Chapter 2: Mechanical Installation and EMC Grounding Specification

2.1 Installation location and heat dissipation requirements

AX2000 must be installed vertically in a closed control cabinet, with an ambient temperature maintained between 0 ° C and+45 ° C (rated operating conditions); 45 ° C to 55 ° C requires a 2.5%/K derating for use. The device is equipped with a forced air cooling fan, and at least 100mm of ventilation space should be reserved at the top and bottom to ensure that cold air enters from the bottom and hot air is discharged from the top. The installation base plate should be made of conductive and unpainted galvanized metal sheet to achieve low impedance discharge of high-frequency interference.

2.2 Grounding System and Leakage Current Management

AX2000 distinguishes multiple grounding areas internally:

AGND: Analog input/output and internal μ C reference ground.

DGND: Digital input/output ground (optically isolated).

XGND: External 24V auxiliary power supply ground (photoelectric and inductive isolation).

PGND: Encoder simulation, RS232, CAN interface ground (optoelectronic isolation).

Key engineering constraints (involving personal safety): Due to the leakage current of equipment to PE typically exceeding 3.5mA (in accordance with EN50178 criteria), PE connections must use dual PE terminals (X0A and X0B in parallel) or PE wires with a cross-sectional area of ≥ 10mm ². The engineering estimation formula for leakage current is:

8kHz switching frequency: I2 leak=n × 20mA+L × 1mA/m

16kHz switching frequency: I2 leak=n × 20mA+L × 2mA/m

(where n=number of drivers, L=total length of motor cables)

Example: Two AX2000+25m motor cables, leakage current at 8kHz=2 × 20mA+25 × 1mA=65mA.

Chapter 3: Motor Brake Control and Power On/Off Timing

3.1 Electrical specifications for brake interface

AX2000 can directly drive the built-in 24V holding brake (maximum 2A) of the motor, but this function is only used for static holding and does not have a personnel safety level. The brake must be activated through the parameter BRAKE=WITH BRAKE, and its action timing is as follows:

When the ENABLE signal is removed or a fault occurs, the internal speed setting value decreases to 0 along a 10ms slope.

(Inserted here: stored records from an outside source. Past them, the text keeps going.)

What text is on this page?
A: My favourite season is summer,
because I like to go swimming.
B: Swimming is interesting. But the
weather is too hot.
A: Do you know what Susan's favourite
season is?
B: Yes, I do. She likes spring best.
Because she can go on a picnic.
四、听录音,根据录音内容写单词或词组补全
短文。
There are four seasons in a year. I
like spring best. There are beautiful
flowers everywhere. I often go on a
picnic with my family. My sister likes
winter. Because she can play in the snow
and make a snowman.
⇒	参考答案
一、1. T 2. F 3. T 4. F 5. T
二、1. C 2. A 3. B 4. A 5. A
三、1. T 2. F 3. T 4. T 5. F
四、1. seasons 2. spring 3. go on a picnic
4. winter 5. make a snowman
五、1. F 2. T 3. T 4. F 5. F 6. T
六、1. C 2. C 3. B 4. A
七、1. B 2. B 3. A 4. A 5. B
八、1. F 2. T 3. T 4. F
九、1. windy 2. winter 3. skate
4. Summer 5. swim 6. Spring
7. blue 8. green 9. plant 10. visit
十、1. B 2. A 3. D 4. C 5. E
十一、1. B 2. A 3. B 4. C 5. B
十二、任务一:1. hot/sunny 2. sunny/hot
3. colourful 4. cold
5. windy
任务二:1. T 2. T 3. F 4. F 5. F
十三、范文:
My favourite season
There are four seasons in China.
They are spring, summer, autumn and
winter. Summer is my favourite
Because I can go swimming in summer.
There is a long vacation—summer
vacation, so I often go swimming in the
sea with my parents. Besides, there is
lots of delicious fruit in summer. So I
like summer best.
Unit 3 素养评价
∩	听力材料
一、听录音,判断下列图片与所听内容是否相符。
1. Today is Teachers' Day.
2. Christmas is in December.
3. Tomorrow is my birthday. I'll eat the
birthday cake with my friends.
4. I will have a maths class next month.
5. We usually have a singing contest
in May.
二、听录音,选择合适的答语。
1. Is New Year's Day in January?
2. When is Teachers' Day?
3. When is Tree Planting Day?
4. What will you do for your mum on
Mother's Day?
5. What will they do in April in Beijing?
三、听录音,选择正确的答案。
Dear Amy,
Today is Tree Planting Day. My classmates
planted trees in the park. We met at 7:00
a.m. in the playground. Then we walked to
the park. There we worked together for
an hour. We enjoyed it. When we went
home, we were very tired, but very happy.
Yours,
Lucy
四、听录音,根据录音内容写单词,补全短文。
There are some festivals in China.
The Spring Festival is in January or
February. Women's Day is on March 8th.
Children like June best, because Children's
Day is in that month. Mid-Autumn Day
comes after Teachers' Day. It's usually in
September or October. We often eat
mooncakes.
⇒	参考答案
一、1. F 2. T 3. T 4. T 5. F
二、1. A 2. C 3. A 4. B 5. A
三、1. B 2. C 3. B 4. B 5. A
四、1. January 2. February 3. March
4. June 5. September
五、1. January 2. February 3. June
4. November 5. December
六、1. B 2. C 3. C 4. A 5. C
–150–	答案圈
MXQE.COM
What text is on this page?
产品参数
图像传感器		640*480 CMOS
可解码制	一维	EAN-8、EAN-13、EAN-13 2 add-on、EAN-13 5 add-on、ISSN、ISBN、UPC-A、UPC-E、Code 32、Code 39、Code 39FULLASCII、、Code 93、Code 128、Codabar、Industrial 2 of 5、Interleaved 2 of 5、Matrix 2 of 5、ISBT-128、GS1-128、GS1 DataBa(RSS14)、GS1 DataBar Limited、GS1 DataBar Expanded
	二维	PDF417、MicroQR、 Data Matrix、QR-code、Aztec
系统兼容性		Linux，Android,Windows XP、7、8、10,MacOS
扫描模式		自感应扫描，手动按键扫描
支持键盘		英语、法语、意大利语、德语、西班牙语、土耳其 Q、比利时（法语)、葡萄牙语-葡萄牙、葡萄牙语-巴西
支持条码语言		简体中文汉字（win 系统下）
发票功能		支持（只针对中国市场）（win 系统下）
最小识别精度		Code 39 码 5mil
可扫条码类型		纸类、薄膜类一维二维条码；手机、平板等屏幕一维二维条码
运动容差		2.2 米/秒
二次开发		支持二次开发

When the actual speed is below 5rpm (VELO parameter) or after waiting for a maximum of 5 seconds (EMRGTO), the brake output (X9 terminal B+/B -) is energized and engaged (brake lock).

The output stage was subsequently disabled.

Critical safety warning: Relying solely on the internal electronic control of the AX2000's brake output cannot achieve a safe shutdown in accordance with EN 60204 (Category 0/1). Additional positive action (forced disconnection) safety relay contacts and varistors (Varistor) must be connected in series in the brake circuit for arc extinguishing protection.